If you search for "Redskins" on Nike.com, you will find that all official team gear has been removed from the store. If you go on Twitter or read any national news outlet, you will see that FedEx released a statement indicating that it had asked "the team in Washington" to change its name.
According to a report from AdWeek, Nike and FedEx were among a group of corporations (PepsiCo was also included) whose investors wrote to them requesting that they end their relationships with Washington unless the team changes its name. The letters to Nike, FedEx and PepsiCo were from 87 investment firms and shareholders worth a collective $620 billion.

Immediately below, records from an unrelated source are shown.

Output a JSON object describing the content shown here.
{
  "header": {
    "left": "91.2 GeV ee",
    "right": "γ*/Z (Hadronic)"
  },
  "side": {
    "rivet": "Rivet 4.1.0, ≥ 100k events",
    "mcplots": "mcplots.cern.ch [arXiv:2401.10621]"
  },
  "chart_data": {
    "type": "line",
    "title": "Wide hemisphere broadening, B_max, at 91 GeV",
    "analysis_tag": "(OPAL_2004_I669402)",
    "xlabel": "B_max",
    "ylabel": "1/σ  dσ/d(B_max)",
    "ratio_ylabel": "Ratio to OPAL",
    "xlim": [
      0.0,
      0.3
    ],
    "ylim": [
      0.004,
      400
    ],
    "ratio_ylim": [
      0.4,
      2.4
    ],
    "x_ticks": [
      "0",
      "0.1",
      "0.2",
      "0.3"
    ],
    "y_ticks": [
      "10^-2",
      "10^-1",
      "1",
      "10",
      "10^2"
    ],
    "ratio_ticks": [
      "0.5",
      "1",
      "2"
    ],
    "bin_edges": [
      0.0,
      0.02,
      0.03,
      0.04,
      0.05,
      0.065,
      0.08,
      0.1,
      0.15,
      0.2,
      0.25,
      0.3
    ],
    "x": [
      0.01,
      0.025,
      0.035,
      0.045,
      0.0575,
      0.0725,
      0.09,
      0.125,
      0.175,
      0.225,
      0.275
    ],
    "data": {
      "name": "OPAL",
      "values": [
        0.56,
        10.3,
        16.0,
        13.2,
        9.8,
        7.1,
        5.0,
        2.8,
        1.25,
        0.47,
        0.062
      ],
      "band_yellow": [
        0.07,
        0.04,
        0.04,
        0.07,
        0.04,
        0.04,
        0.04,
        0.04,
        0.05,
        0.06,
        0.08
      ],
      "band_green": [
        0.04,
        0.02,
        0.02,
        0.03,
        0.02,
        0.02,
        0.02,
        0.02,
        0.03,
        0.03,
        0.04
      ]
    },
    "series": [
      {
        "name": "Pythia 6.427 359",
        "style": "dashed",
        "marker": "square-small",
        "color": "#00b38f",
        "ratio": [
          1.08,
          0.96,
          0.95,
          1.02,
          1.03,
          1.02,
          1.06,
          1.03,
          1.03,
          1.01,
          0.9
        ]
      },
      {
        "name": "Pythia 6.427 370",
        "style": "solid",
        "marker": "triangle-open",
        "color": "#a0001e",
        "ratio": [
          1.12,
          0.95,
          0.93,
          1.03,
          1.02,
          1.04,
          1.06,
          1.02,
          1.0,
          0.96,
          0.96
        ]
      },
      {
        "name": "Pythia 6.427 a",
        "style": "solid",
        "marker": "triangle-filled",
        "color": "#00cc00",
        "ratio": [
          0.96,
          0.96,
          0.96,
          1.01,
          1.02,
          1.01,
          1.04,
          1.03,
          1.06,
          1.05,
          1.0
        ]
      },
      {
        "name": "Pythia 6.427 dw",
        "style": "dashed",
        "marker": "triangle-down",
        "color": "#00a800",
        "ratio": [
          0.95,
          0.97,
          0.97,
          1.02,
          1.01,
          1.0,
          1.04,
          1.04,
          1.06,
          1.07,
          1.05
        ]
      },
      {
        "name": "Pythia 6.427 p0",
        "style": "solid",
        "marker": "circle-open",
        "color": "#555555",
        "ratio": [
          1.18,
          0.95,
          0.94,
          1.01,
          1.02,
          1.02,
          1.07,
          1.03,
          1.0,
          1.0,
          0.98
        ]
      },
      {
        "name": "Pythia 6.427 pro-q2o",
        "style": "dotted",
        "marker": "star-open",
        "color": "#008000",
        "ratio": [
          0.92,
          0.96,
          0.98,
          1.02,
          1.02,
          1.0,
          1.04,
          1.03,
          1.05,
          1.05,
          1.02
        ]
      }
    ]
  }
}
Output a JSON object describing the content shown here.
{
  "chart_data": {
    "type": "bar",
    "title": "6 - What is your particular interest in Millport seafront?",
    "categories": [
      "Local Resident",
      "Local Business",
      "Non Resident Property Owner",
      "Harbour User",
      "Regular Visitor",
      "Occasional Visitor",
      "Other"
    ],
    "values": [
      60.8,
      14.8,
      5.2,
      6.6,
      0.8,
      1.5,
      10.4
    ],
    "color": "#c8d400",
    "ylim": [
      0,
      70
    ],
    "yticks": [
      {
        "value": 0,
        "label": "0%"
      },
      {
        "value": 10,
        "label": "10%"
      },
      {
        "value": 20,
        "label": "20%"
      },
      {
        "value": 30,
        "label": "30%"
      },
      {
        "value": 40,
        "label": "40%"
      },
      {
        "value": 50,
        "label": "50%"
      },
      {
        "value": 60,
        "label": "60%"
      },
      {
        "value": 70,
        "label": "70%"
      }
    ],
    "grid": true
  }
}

FedEx, for what it's worth, is the named sponsor of the field where Washington plays its games, and its CEO, Frederick Smith, is a part owner of the team.
As if that weren't enough for one day, Washington is now under more political pressure than ever to change its name. Having been a point of contention for a long time now with groups who think the term "redskin" is an offensive racial slur toward the Native American population, the topic has reached its boiling point in the wake of the killing of George Floyd by the Minneapolis Police Department -- the officers involved having since been fired and charged with second-degree murder and aiding and abetting second-degree murder.
Subsequent protests have fueled changes that include the city, the founder of the organization and a staunch opponent of desegregation, from outside of RFK Stadium; in a move praised by Marshall's own granddaughter, Jordan Wright.
"I was glad to see it come down," said Wright, via the Washington Post. "It's past time to see it go."
Current team owner Dan Snyder went a step further in agreeing to remove Marshall's name from all official team material and from its Ring of Honor, but Snyder has thus far stood firm on his position of not changing the team's name. He may not have a choice any longer, however. That is, if he wants to relocate the team to the land where RFK Stadium currently sits.
That sizable parcel of real estate is owned by the federal government, 190 acres in all, and several elected officials have now served up an ultimatum that requires Snyder either change the team's name or find a new landing spot for relocation. Eleanor Holmes Norton (D), the District of Columbia's nonvoting delegate to the House of Representatives, is one voice leading the charge.
"I call on Dan Snyder once again to face that reality, since he does still desperately want to be in the nation's capital," Norton said, via the Washington Post. "He has got a problem he can't get around, and he particularly can't get around it today, after the George Floyd killing."
Norton isn't the only official drawing a hard line in front of Snyder.
"There is no viable path, locally or federally, for the Washington football team to return to Washington, D.C., without first changing the team name," D.C. Deputy Mayor John Falcicchio said.
Snyder's team is currently headquartered in Ashburn, Virginia, and holds training camp in Richmond, while FedEx Field itself sits in Landover, Maryland -- east of Washington. With the RFK campus up for sale, Snyder is eyeing a move there, in part because of the rapidly aging FedEx Field (the team's home since 1997), and in part because he joins in the sentiment of those who'd like to see the team return to Washington; as opposed to operating just outside of it.
"[Washington] is a special place, and she's right that it's the only sports team that's not in the city," Snyder said. "It's special to me. I have great memories there."
It's a plan seemingly all are on board with, but not without a required name change, which is something the federal government can demand for land they own. If Snyder wants to be allowed to purchase it, he'll have to revisit his dug-in stance on the "Redskins" name.
"I think it's past time for the team to deal with what offends so many people," Mayor Muriel E. Bowser said. "And this is a great franchise with a great history that's beloved in Washington. And it deserves a name that reflects the affection that we've built for the team."
A much more scathing version of the message came by way of U.S. Rep. Raúl M. Grijalva (D-Ariz.).
"The time [for the name] has ended," Grijalva said. "There is no way to justify it. You either step into this century or you don't. It's up to the owner of the team to do that."